Músico Ivan e Zinho, presidente da ACIMMARF no aniversário de dois anos - Foto: Alzemi Machado
Músico Ivan e Zinho, presidente da ACIMMARF no aniversário de dois anos – Foto: Alzemi Machado

Resilientes, os guerreiros e guerreiras foram à luta e fundaram a ACIMMARF no dia 19 de junho de 2024, objetivando defender e fortalecer às práticas relacionadas à manutenção, preservação e fruição das marchinhas na cena cultural e patrimonial da cidade. E na festa comemorativa aos dois anos da agremiação, cerca de 70 associados se confraternizaram no último dia 19 de junho.

As interpretações e musicalidades de Amaro Costa, Ninho, Cláudio Caldas, Tânia Buch, Paulo Roberto, Nilson Nunes, Silvia Silveira, Biele, Zinho, Josué Costa, Márcia Reginato, Leila Rosa, Ivan Schmidt e Marcinho Pedrini, fizeram brotar emoção e memória. Uma das conquistas da jovem associação deu-se com sancionamento da Lei nº 11.616/2026, que institui o Dia Municipal do Concurso de Marchinhas e Marchas-Rancho, objetivando garantir a realização do evento na quarta-feira anterior a semana do Carnaval, fomentando a difusão da identidade cultural local, assegurando espaço para expressões artísticas populares e autorais.

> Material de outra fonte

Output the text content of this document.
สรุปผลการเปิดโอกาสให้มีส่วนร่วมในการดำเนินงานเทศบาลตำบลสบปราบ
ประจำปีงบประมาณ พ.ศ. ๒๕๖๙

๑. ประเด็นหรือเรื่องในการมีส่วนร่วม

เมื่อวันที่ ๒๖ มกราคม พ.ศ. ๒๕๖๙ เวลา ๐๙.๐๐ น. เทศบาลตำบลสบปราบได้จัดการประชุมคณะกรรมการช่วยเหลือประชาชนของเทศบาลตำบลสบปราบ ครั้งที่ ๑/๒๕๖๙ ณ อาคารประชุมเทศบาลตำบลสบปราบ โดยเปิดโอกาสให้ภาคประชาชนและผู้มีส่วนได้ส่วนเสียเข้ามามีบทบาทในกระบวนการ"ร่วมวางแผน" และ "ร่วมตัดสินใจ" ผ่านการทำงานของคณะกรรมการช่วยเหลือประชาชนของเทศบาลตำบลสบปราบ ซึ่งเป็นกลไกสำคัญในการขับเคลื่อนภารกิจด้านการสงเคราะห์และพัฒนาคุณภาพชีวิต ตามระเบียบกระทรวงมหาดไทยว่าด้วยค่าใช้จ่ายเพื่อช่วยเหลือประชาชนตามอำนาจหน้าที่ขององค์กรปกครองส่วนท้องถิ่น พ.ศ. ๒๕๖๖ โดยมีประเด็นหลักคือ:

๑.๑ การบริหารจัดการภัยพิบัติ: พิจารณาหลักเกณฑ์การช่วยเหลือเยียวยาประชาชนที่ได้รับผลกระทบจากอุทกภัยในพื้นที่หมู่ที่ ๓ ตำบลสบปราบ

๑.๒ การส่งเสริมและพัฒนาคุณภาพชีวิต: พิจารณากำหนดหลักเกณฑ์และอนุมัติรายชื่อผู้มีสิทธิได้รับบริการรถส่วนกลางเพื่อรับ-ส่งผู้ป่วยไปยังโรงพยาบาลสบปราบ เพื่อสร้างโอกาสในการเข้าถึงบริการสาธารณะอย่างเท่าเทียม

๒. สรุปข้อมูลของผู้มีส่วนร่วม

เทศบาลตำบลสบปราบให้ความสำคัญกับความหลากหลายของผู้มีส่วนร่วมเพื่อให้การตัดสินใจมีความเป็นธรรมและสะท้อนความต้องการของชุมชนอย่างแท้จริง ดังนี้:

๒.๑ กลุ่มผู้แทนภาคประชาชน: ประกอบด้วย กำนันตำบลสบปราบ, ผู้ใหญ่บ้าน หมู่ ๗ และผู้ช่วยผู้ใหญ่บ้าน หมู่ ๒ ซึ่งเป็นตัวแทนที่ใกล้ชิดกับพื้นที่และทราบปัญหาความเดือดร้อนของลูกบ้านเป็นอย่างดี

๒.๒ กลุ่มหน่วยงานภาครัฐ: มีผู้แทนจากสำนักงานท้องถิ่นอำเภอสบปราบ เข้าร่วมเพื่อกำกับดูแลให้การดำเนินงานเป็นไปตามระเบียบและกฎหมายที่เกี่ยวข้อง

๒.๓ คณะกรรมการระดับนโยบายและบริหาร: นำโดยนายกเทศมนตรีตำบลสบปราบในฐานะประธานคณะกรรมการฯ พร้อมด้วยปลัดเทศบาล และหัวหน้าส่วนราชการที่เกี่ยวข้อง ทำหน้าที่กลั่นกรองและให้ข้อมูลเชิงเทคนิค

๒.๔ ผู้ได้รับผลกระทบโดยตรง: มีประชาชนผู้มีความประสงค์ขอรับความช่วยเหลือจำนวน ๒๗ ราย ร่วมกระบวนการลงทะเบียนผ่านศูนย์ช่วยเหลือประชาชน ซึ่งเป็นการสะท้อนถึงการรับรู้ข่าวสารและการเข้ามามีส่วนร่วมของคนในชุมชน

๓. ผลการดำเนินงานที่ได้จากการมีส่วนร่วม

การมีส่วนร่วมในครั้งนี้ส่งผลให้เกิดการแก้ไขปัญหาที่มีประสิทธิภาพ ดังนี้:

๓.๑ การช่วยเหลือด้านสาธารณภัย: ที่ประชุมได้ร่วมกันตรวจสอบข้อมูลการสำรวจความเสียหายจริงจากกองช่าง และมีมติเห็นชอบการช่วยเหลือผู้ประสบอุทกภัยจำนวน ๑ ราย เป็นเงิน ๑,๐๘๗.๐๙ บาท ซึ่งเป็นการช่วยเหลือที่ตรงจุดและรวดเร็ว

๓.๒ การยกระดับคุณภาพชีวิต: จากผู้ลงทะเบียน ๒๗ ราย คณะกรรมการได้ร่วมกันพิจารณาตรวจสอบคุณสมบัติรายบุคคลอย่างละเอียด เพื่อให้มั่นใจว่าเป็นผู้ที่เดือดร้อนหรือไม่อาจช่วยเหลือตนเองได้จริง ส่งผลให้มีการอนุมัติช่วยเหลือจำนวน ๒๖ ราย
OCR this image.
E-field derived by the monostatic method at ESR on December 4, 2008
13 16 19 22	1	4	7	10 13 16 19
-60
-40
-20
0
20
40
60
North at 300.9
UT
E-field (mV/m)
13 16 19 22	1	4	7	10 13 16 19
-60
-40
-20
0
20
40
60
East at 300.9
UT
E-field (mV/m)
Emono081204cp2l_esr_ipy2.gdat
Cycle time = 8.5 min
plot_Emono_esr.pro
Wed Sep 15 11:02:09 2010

Compositor Josué Costa no Aniversário da ACIMMARF - Foto: Alzemi Machado
Compositor Josué Costa no Aniversário da ACIMMARF – Foto: Alzemi Machado

Ao defini-las em marco legal, a municipalidade reconhece tardiamente que tais gêneros musicais constituem-se manifestações culturais e de identidade da nossa gente. Porém, é preciso reconhecer o envolvimento de personalidades artísticas, partes indissociáveis da caminhada histórica e cultural.

Sem a devida intenção de omitir nomes, cito a contribuição e o engajamento de Nelson Wagner, Edu Aguiar, Carvalhinho, Zuvaldo Ribeiro, Duda Vieira, Deto, Tuca, Rui Neves, Zanzibar Lima, Walter Santos, Wilton Pimentel, Wagner Segura, Fernanda Rosa, Cesinha Nunes, Marta Magda, Willian Farias, Débora Machado, André Calibrina, André Ventura, Denise de Castro, Leleco Lemos, Cláudia Barbosa, Jandira Sousa, Maria Helena, Sílvia Beraldo, Soninha, Bira Pernilongo e tantos outros contemporâneos que se mesclam aos compositores e intérpretes do passado, imprescindíveis na construção do presente, a quem devemos reverenciá-los.